Он неторопливо отправил в рот маленький кусочек сала с хлебом, сдобренные чесноком, и продолжил:
- Я тогда маленьким пацаном ещё бегал, меня в заводском райончике нашем все знали: если футболом стекло кто высадит – ну, Сашка Бочарников, кто ж ещё! Или в «цыганском саду», который возле школы, зелёные груши обдерёт – «а, вон Саньку спросите, он точно знает!», или косточки от вишни по всей девичьей раздевалке в спортзале… Голодные ж ходили постоянно – война. Не знаю уже, правда или нет, чтоб я таким шалопаем рос, как бабки судачили… и я ли вообще всё это проделывал – но в тот день, когда сгорел мост, батя мне всыпал по первое число. Ведь я его и спалил.
Не специально, конечно. Я в тот день, помню, испытывал новый коктейль Молотова собственного рецепта: тоже хотелось что-то для фронта ведь... Наскрёб в пустую бутылку черной маслянистой травы с насыпи, по которой нефтяные цистерны толкали, приправил всё это такими же вонючими листьями, поджёг и – хрясь!- об каменную глыбу, тут же, в овражке. Оно как полыхнуло всё – и вверх по насыпи, по сушняку, а ветром и к мосту понесло. А он деревянный, тоже весь такой промасленный и черный – в один миг полыхнул. Не помню от страха, как я дома очутился – но быстро-быстро! Отец после ночной смены отдыхал, увидел меня, увидел зарево в овраге – догадался сразу. Матушка рассказывала: побелел весь… Это же саботаж: в военное время, при Сталине – подумать только! Батя тут же меня за уши – и в погреб. «Сиди, - говорит, - не пискни мне!» Сам побежал к мосту. Там, понятное дело, уже люди: кто-то с лопатами, вёдрами – землёй закидывают пламя, чтобы по шпалам не распространилось дальше по железнодорожной колее да по склонам насыпи, потом ещё пожарные подоспели. Но куда уже… мост выгорел начисто. Хорошо хоть нефтезавод не полыхнул.
Батя в тот день долго не возвращался – мать уже думала: всё, в НКВД определили. Ближе к полуночи только пришёл – черный весь, усталый, пропахший гарью и нефтепродуктами. Но на меня сил хватило. «Где Сашка?» - спрашивает. Маманя на подпол кивает, мол, ты ж сам его туда засадил; она мне за день только попить да поесть пару раз спускала, и всё – я так и сидел: попробуй отца ослушаться, ага! Он открывает половицы, достаёт меня за шкирку… Помню, мама ладошки так нервно прижала ко рту, в ужасе смотрит, но сама слово произнести боится – её-то, поди, тоже в рабоче-крестьянской семье растили, знает порядки.

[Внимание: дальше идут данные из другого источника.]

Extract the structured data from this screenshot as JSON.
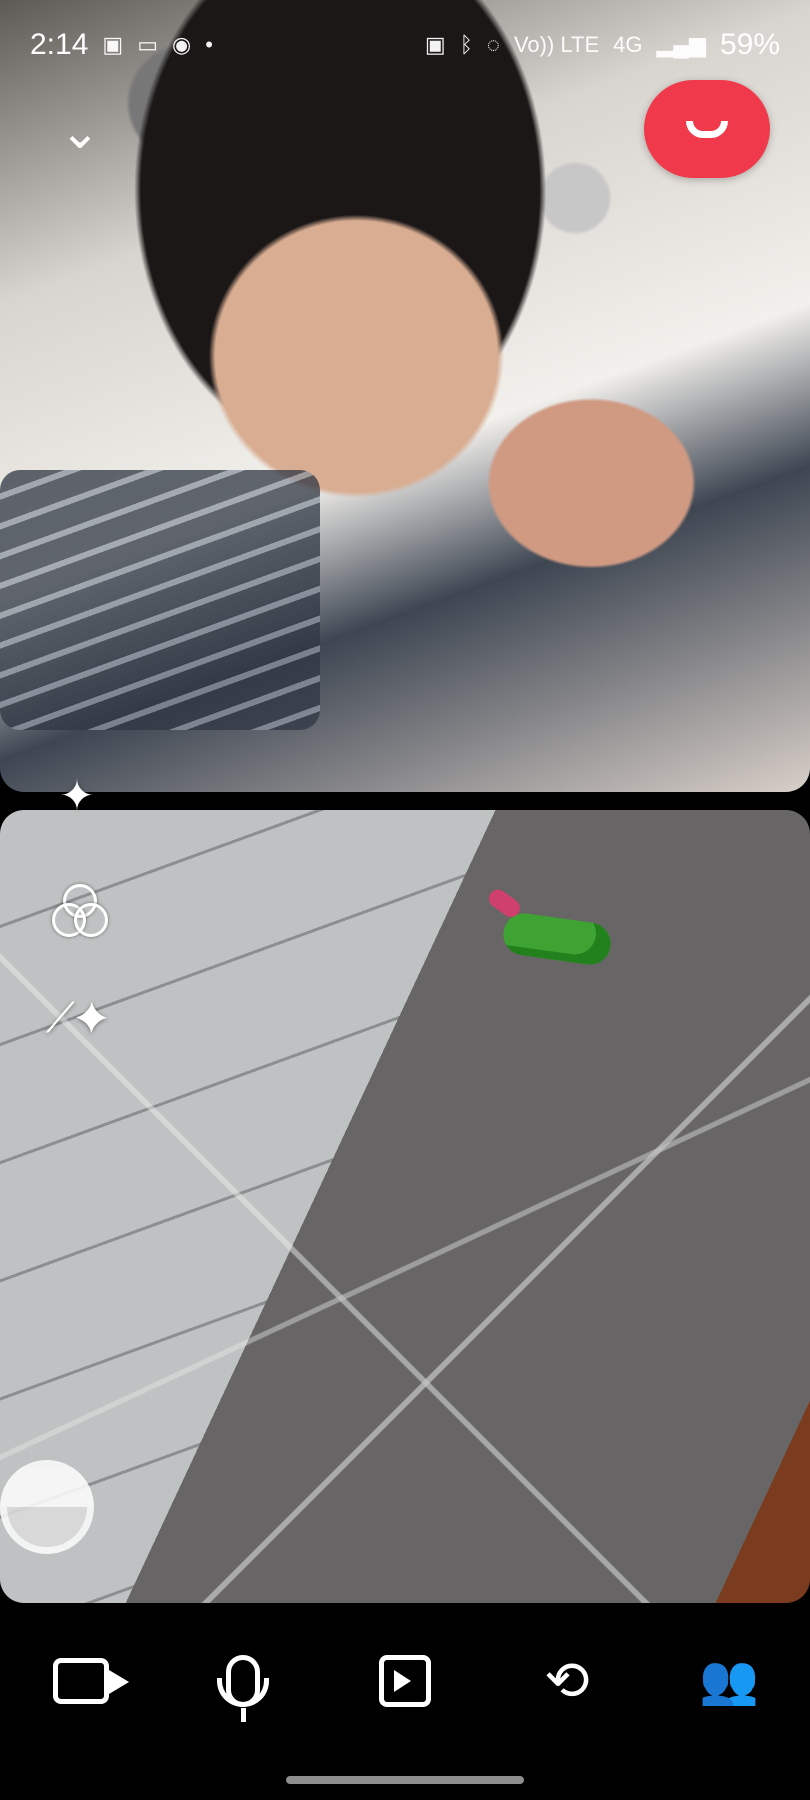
{
  "status_bar": {
    "time": "2:14",
    "left_icons": [
      "image-icon",
      "video-icon",
      "messenger-icon",
      "dot-icon"
    ],
    "right_icons": [
      "lock-icon",
      "bluetooth-icon",
      "mute-icon",
      "volte-icon",
      "4g-icon",
      "signal-icon"
    ],
    "volte_text": "Vo)) LTE",
    "network_text": "4G",
    "battery_text": "59%"
  },
  "call": {
    "collapse_glyph": "⌄",
    "end_call_color": "#f03a4b",
    "left_tools": [
      {
        "name": "sparkles-icon",
        "glyph": "✦"
      },
      {
        "name": "filters-icon"
      },
      {
        "name": "magic-wand-icon",
        "glyph": "⟋✦"
      }
    ]
  },
  "controls": [
    {
      "name": "video-camera-icon"
    },
    {
      "name": "microphone-icon"
    },
    {
      "name": "share-media-icon"
    },
    {
      "name": "switch-camera-icon",
      "glyph": "⟲"
    },
    {
      "name": "participants-icon",
      "glyph": "👥"
    }
  ]
}
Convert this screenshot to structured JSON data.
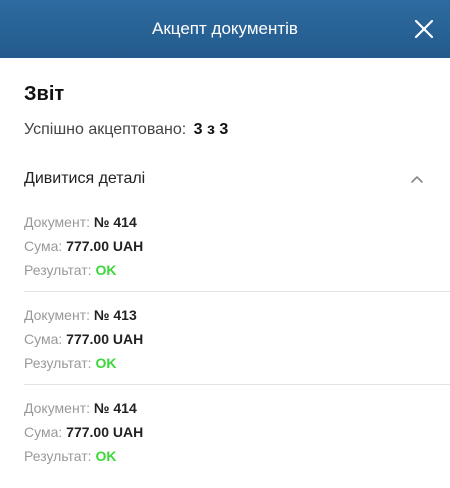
{
  "header": {
    "title": "Акцепт документів"
  },
  "report": {
    "title": "Звіт",
    "summary_label": "Успішно акцептовано:",
    "summary_value": "3 з 3",
    "details_toggle": "Дивитися деталі"
  },
  "documents": [
    {
      "doc_label": "Документ:",
      "doc_number": "№ 414",
      "amount_label": "Сума:",
      "amount": "777.00 UAH",
      "result_label": "Результат:",
      "result": "OK"
    },
    {
      "doc_label": "Документ:",
      "doc_number": "№ 413",
      "amount_label": "Сума:",
      "amount": "777.00 UAH",
      "result_label": "Результат:",
      "result": "OK"
    },
    {
      "doc_label": "Документ:",
      "doc_number": "№ 414",
      "amount_label": "Сума:",
      "amount": "777.00 UAH",
      "result_label": "Результат:",
      "result": "OK"
    }
  ],
  "colors": {
    "header_bg": "#2b6699",
    "result_ok": "#3ad83a"
  },
  "icons": {
    "close": "close-icon",
    "collapse": "chevron-up-icon"
  }
}
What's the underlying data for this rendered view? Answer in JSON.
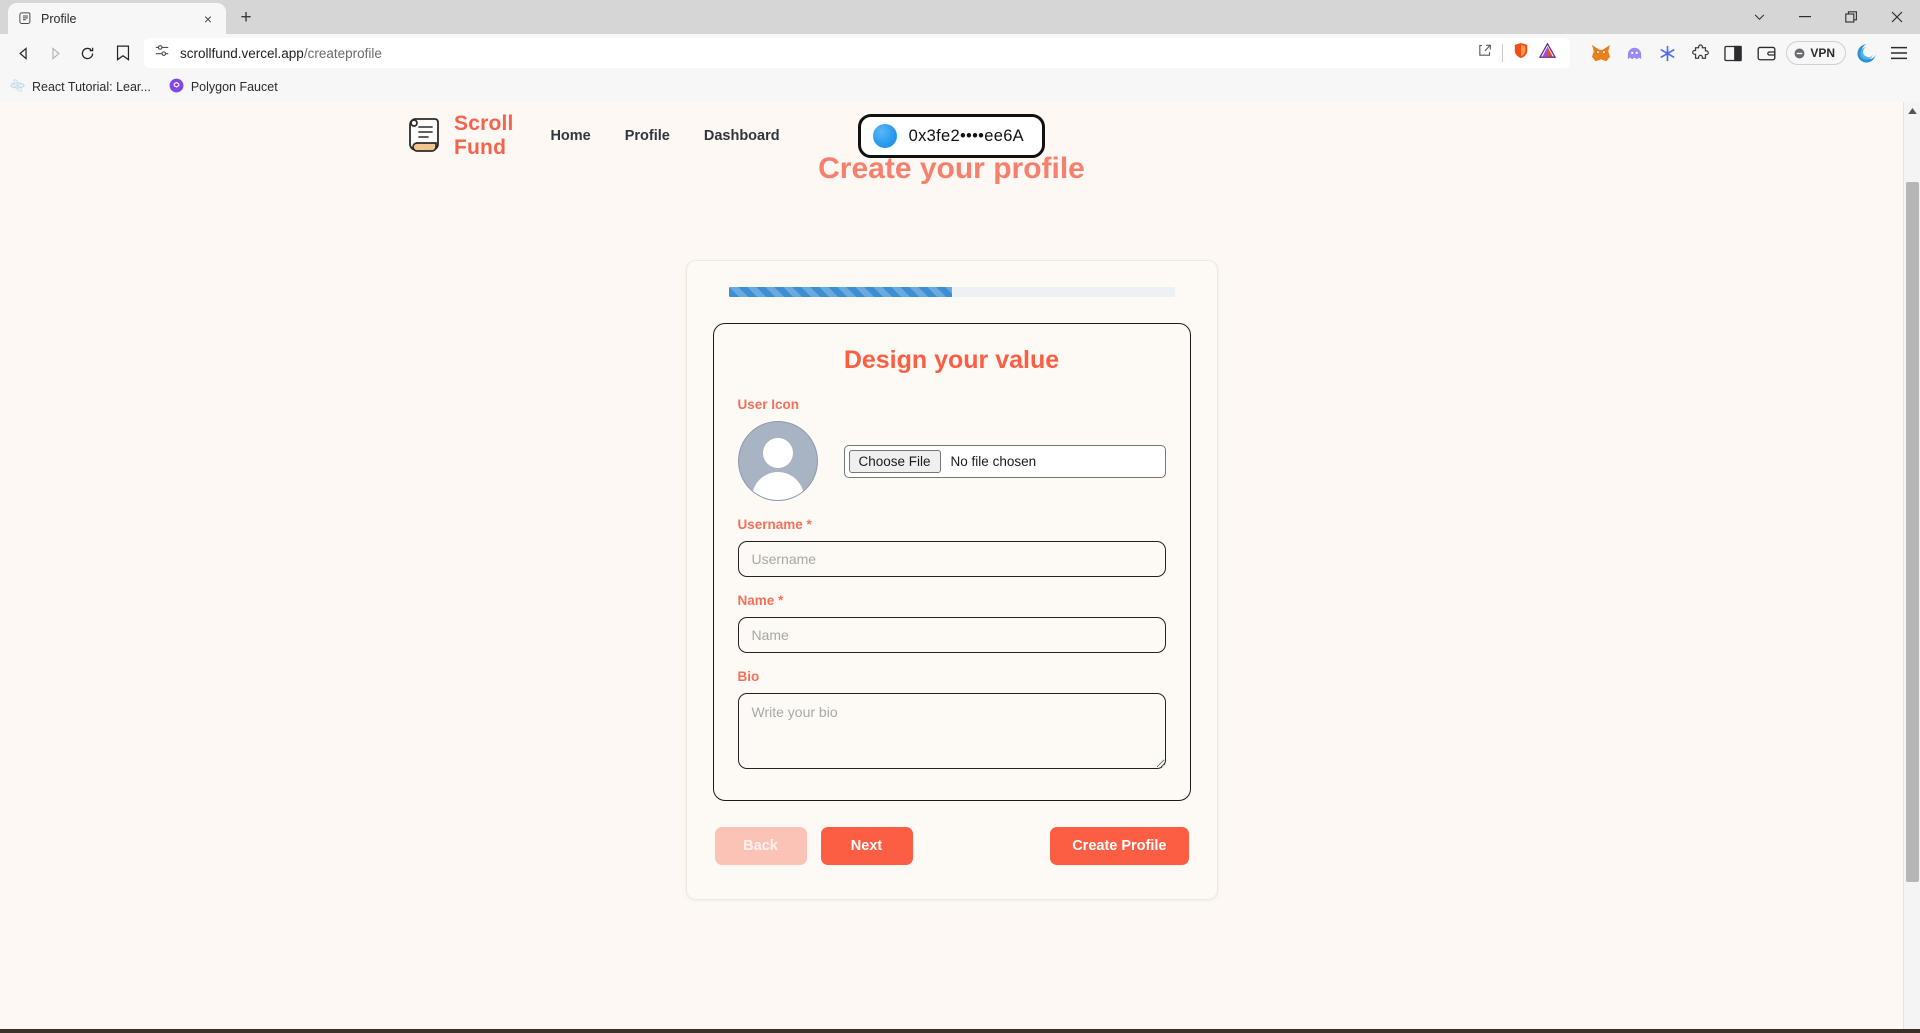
{
  "browser": {
    "tab": {
      "title": "Profile",
      "favicon_icon": "scroll-icon",
      "close_icon": "×"
    },
    "new_tab_label": "+",
    "window_controls": [
      {
        "name": "tab-search",
        "glyph": "⌄"
      },
      {
        "name": "minimize",
        "glyph": "—"
      },
      {
        "name": "maximize",
        "glyph": "❐"
      },
      {
        "name": "close",
        "glyph": "✕"
      }
    ],
    "nav": {
      "back_icon": "◁",
      "forward_icon": "▷",
      "reload_icon": "⟳"
    },
    "url": {
      "prefix": "scrollfund.vercel.app",
      "path": "/createprofile",
      "full": "scrollfund.vercel.app/createprofile"
    },
    "url_right_icons": [
      "share-icon",
      "brave-shield-icon",
      "brave-rewards-icon"
    ],
    "extensions": [
      "metamask-icon",
      "phantom-wallet-icon",
      "snowflake-icon",
      "puzzle-extensions-icon",
      "sidebar-icon",
      "wallet-icon"
    ],
    "vpn_label": "VPN",
    "profile_icon": "brave-profile-icon",
    "menu_icon": "hamburger-menu-icon",
    "bookmarks": [
      {
        "label": "React Tutorial: Lear...",
        "icon": "react-favicon"
      },
      {
        "label": "Polygon Faucet",
        "icon": "polygon-favicon"
      }
    ]
  },
  "site": {
    "brand": {
      "name": "Scroll Fund",
      "logo_icon": "scroll-icon"
    },
    "nav_links": [
      {
        "label": "Home"
      },
      {
        "label": "Profile"
      },
      {
        "label": "Dashboard"
      }
    ],
    "wallet": {
      "address": "0x3fe2••••ee6A",
      "avatar_icon": "wallet-blob-icon"
    }
  },
  "page": {
    "title": "Create your profile",
    "progress": {
      "percent": 50
    },
    "step": {
      "title": "Design your value",
      "fields": {
        "user_icon": {
          "label": "User Icon",
          "avatar_icon": "default-user-avatar-icon",
          "file_button_label": "Choose File",
          "file_status": "No file chosen"
        },
        "username": {
          "label": "Username *",
          "value": "",
          "placeholder": "Username"
        },
        "name": {
          "label": "Name *",
          "value": "",
          "placeholder": "Name"
        },
        "bio": {
          "label": "Bio",
          "value": "",
          "placeholder": "Write your bio"
        }
      }
    },
    "actions": {
      "back": "Back",
      "next": "Next",
      "create": "Create Profile"
    }
  },
  "colors": {
    "page_bg": "#fdf8f3",
    "brand": "#f4634b",
    "accent": "#fb5e43",
    "accent_soft": "#fbc3b6",
    "title": "#f5806d",
    "progress": "#3d8fd4"
  }
}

Сестра младшая уже спала в соседней комнате, старший брат мой на смене на заводе был. Отец, доставая ремень из петель штанов, шептал мне в ухо – как сейчас его слышу: «Сестру разбудишь – самолично сдам тебя Петьке жирному». (Дядя Петя жил тогда в соседнем подъезде и был кем-то, кого все сторонились. И боялись. Но ходил в «гражданке» – чистенький и отглаженный, пузатый такой, козёл. В пятьдесят пятом он испарился из города – до сих пор никто о нём ничего не слышал.) Я, конечно, не пикнул, пока меня батя ремешком-то своим обхаживал – молчал; не от боли даже, а от страха перед дядей Петей. На задницу потом неделю сесть не мог и ходил, как на раскорячке.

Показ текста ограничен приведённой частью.